What it does
The Mineral Resources (Sustainable Development) Act 1990 (the Act) establishes a comprehensive regulatory regime for the exploration, mining, and extraction of minerals and stone in Victoria. At its core, the Act prohibits unauthorised activities while providing a structured pathway for lawful operations that align with the State's economic, social, and environmental objectives (s.1 and s.2).
The Act operates through a tiered system of authorisations. Exploration licences (s.13), mining licences (s.14), prospecting licences (s.14B), and retention licences (s.14C) are granted under Part 2 following competitive or direct allocation processes, with rigorous fit-and-proper person assessments (s.16) and mineral resource descriptions required for mining and retention licences (s.15(1BB)–(1BF)). For extractive industries (defined in s.4(1) as the commercial extraction or removal of stone), work authorities are issued under Part 6A (s.77I), supported by work plans (s.77G). Low-impact exploration is exempt from full licensing (Sch.4A and s.7B), and aerial surveys are permitted without a licence if information is supplied under s.116 (s.8A).
Work cannot commence without an approved work plan (ss.39–40 for licences; ss.77G–77HB for extractive industries) that identifies risks to the environment, public, land, property, or infrastructure and specifies elimination or minimisation measures (s.40(3)(b)–(c)). Community engagement plans are mandatory for mining and prospecting (s.40(3)(d)) and extractive work authorities (s.77G(3)(e)). Declared mines and quarries (s.7C) face additional geotechnical, hydrogeological, and stability requirements (s.41AB; s.77KA), with specific rehabilitation plans under Part 7C.
Rehabilitation is a central pillar.
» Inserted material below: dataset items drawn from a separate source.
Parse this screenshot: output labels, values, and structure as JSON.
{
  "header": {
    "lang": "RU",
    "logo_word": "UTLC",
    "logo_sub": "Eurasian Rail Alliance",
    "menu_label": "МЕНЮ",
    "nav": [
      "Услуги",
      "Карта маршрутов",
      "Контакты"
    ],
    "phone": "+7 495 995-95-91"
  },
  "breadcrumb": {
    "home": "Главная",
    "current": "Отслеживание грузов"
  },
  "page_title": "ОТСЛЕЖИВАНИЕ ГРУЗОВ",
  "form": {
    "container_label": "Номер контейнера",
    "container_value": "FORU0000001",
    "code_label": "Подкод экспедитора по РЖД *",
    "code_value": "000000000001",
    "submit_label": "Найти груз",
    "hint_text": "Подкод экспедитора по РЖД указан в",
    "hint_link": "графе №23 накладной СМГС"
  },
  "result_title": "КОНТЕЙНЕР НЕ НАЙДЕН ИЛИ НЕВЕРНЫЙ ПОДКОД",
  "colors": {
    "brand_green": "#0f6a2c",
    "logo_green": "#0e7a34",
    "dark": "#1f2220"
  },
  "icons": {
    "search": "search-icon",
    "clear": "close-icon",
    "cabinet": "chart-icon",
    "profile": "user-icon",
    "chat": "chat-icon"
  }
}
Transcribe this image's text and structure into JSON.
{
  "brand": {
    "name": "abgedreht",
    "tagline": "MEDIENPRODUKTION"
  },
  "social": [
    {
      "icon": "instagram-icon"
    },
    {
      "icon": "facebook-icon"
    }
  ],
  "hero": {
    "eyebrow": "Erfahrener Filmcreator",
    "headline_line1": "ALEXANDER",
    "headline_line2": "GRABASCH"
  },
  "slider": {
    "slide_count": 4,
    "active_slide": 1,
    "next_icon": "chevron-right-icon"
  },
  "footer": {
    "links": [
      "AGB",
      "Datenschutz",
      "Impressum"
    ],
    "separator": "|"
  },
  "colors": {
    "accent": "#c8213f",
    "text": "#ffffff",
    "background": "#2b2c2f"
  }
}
Authority holders must rehabilitate land per approved plans or conditions (ss.78, 78A), supported by rehabilitation bonds (s.80) calculated via liability assessments (s.79A). For declared mine land, closure criteria must be met before registration in the declared mine land register (ss.84AZY–84AZZC), after which the Rehabilitation Authority assumes monitoring and maintenance responsibilities under registered post-closure plans (Part 7C Divs 3–6). The trailing liabilities scheme (Part 7C Div.8) allows the Minister to issue remedial directions to "called-back" persons—former licensees, related bodies corporate, or those determined under s.84AZZO—for ongoing rehabilitation costs (ss.84AZZQ–84AZZZ), even after licence surrender or cancellation.